Shining al cinema ovvero: Danny vai a gioca’ da solo che è mejo
No, non recensirò Shining, anche se avevo sottovalutato le secchiate di Edipo che meriterebbero più di un passaggio, soprattutto la scena meravigliosa e inquietante in cui Danny chiede al padre se ha intenzione di fare del male a lui e alla mamma, e Jack gli risponde cingendolo ma sto recensendo Shining, e avevo detto di non volerlo fare.

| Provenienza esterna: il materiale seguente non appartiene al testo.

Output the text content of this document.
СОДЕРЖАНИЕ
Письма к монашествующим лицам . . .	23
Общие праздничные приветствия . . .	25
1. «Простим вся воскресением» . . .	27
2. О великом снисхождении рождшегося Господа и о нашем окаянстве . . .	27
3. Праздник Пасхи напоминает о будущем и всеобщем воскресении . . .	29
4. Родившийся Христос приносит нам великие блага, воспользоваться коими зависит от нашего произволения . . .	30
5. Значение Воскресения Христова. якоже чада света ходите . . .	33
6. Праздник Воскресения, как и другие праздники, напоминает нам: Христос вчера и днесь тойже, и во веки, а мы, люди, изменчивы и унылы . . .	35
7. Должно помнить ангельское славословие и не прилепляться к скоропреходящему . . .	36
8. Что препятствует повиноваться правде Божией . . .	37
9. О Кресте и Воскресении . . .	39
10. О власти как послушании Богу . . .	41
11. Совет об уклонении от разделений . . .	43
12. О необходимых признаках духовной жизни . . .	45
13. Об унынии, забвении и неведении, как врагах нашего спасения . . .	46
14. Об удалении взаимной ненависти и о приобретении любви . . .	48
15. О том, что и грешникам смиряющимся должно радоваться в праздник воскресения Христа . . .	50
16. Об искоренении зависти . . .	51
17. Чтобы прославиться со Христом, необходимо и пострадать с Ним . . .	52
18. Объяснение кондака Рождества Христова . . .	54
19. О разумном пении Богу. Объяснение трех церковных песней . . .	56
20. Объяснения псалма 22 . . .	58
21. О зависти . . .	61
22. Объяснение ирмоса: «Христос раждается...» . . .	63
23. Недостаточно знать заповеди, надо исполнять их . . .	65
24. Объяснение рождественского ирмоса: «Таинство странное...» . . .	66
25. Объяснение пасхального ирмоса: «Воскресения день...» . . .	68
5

Insomma ieri ho visto il capolavoro kubrickiano al cinema, e l’impressione è stata quella di una visita a un monumento che in genere vedi solo in foto. Il fatto di rivedere sul grande schermo le scene di un film che conosco fotogramma per fotogramma mi ha procurato più di qualche tuffo al cuore (l’assordante colonna sonora fatta di pulsazioni cardiache quando parte lo shining, gli ascensori che fiottano sangue come un’arteria recisa, l’accettata al cuore del cuoco, il “cuore” del gatto delle nevi strappato da Jack ma sto recensendo Shining, e avevo detto di non volerlo fare).
Le emozioni del cinematografo sono arrivate tutte, è stato molto bello, adesso voglio vedere al cinema anche 2001, Solaris, Apocalypse Now, Quarto Potere, l’Alice della Disney e il monumentale Tarzan di Siffredi. Il cinema è un luogo molto strano perché nonostante abbia più di un secolo è rimasto sostanzialmente lo stesso: stai seduto al buio in mezzo ad altra gente che mastica, mormora, tossisce, si cerca cose addosso producendo fruscii di stoffa. Come metti le dita sotto il bracciolo della poltrona, incappi in qualche chewingum fossilizzato.
La cosa ha una sua poetica e fa parte dello show, ricordo che durante la proiezione di IT i pischelli facevano le foto allo schermo col flash, per dire.
Ma con Shining è un po’ diverso, anche se non troppo male. Sono rimasto sorpreso dalla quantità di gente in sala che stava vedendo il film per la prima volta, e devo dire che è stato interessante osservarla, benché io trovi insensato vedere Shining per la prima volta al cinema nel 2017: cazzo a una cosa del genere devi arrivarci preparato.
Comunque accanto a me c’era un gruppetto di ventenni di cui uno solo aveva visto il film, che ha ben pensato di trascorrere tutto il tempo a spiegare le scene agli amici. “Vedi i coltelli che incombono su Danny”? diceva commentando la scena in cui il cuoco spiega a Danny dello shining, tra l’altro una delle molte sequenze in cui Kubrick si diverte ad anticipare i risvolti tragici della vicenda: si pensi alla citata scena “edipica” il cui punto focale è rappresentato dalla minuscola finestrella del bagno dalla quale Danny riuscirà a fuggire salvato dalla madre, in una sorta di secondo parto, creando in questo modo elementi ciclici nel racconto che ne consentono una meta-lettura ma sto recensendo Shining, e avevo detto di non volerlo fare.
Molto divertenti i titoli di coda, con commenti di questa levatura: “cioè dai, ma che fa paura?” “Direi più un thriller che un horror”.
Una sola ragazza, sulla ventina, fuori dal cinema, è riuscita a chiudere la mia serata così: “paura no, ma so’ stata tutto il tempo co ‘sta cosa nello stomaco. E ce sto ancora mo”.
È esattamente quello che Kubrick voleva. Creare un tipo di paura in grado di restare, di non concludersi mai. L’intero film del resto è una riflessione “rovesciata” sulla morte come fine di tutto, i cui effetti sono cristallizzati ed eternizzati dal potere di Danny e dalla follia di Jack, in quel teatrino inconscio che tanto faceva incazzare Deleuze.
Ma sto recensendo Shining. E non lo farò mai più.
Qual è l’opposto del “mai più” che tanto angosciava Poe nel racconto del Corvo, perché richiamava la Morte come fine di tutto?
Ah sì: Per sempre. Per sempre. Per sempre.